Iron Quantification Using Spectral CT-Based Material Decomposition Technique for Noninvasive Hepatic Fibrosis Staging: An Experimental Study.

Background: Accurate staging is crucial for effective treatment of hepatic fibrosis (HF). This study evaluates whether spectral CT-derived liver iron concentration (LIC) quantification correlates with HF stages and validates its efficacy in diagnostic staging.

Methods: One hundred seventy-five New Zealand white rabbits were included in the prospective study (35 normal controls; 140 HF models). Rabbits underwent spectral CT scans before modeling and at 4, 6, 8, 10, and 12 weeks. HF was staged by METAVIR system. Using iodine and water as reference materials paired with iron, the original LIC and the normalized LIC (NIC = LIC/aortic-iron) were measured. The material decomposition (MD) technique of spectral CT was used to quantify LIC and evaluate the correlation between HF stage and LIC. ANOVA, chi-square, and ROC were employed using SPSS, Python, and MedCalc.
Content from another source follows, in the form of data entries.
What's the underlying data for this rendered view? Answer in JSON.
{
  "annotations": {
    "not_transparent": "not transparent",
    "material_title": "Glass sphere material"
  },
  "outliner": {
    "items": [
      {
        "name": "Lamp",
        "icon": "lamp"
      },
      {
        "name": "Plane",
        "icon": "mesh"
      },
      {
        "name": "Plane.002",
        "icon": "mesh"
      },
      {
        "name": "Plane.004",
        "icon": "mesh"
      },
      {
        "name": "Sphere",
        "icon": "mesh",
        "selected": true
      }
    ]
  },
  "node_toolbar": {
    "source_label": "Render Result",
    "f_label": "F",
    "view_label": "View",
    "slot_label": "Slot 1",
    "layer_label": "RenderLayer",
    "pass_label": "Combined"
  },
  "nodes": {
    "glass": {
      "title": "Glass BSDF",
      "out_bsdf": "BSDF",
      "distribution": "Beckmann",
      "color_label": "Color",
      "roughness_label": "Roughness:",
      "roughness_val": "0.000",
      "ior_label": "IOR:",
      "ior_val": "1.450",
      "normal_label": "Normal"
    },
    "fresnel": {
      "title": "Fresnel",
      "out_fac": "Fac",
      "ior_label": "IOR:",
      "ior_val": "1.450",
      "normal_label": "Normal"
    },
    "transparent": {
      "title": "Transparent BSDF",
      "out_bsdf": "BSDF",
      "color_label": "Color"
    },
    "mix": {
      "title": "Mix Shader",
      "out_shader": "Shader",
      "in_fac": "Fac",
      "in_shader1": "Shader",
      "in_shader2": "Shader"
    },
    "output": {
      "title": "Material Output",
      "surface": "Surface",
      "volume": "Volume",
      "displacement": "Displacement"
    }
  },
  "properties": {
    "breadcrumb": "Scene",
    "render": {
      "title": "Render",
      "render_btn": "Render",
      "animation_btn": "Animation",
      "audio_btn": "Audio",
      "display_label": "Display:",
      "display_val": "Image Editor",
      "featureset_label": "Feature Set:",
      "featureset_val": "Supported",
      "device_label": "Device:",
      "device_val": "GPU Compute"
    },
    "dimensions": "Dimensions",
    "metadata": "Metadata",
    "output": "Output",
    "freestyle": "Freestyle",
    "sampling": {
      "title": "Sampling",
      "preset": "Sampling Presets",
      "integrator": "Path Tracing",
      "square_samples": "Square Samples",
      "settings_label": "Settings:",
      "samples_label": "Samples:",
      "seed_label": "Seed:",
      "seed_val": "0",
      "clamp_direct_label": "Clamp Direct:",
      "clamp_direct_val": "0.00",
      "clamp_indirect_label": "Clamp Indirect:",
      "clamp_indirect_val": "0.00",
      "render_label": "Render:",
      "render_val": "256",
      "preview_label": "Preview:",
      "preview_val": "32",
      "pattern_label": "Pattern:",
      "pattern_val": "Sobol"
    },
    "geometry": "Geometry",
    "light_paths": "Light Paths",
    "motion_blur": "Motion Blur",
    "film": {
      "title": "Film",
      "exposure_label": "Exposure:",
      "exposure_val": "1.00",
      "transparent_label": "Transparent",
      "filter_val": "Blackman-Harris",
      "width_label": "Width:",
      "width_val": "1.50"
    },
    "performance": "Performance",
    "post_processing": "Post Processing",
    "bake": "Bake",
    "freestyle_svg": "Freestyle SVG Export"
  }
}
Results: One hundred fifty rabbits (30-per-stage, F0-F4) were selected. LIC and NIC in the noncontrast (NC) phase, and LIC and NIC in arterial phases (AP), increased with HF progression (p < 0.05) consistent with pathological results. Multiple LIC parameters exhibited significant differences in 126 comparisons (p < 0.05). ROC showed excellent diagnostic performance of NIC-AP across HF stages (AUC: 0.884-1.000), especially in distinguishing F1 from F0, F2, F3, and F4 (AUC: 0.979, 0.979, 0.918, 0.934). NIC-NC exhibited moderate efficacy in F0 versus F1 (AUC = 0.767) but high in other stages (AUC: 0.826-0.994). A multiparameter model achieved a macro-AUC of 0.9917.

Conclusion: Spectral CT-based liver iron concentration quantification demonstrates a strong correlation with HF stages, providing precise HF staging and excellent diagnostic performance.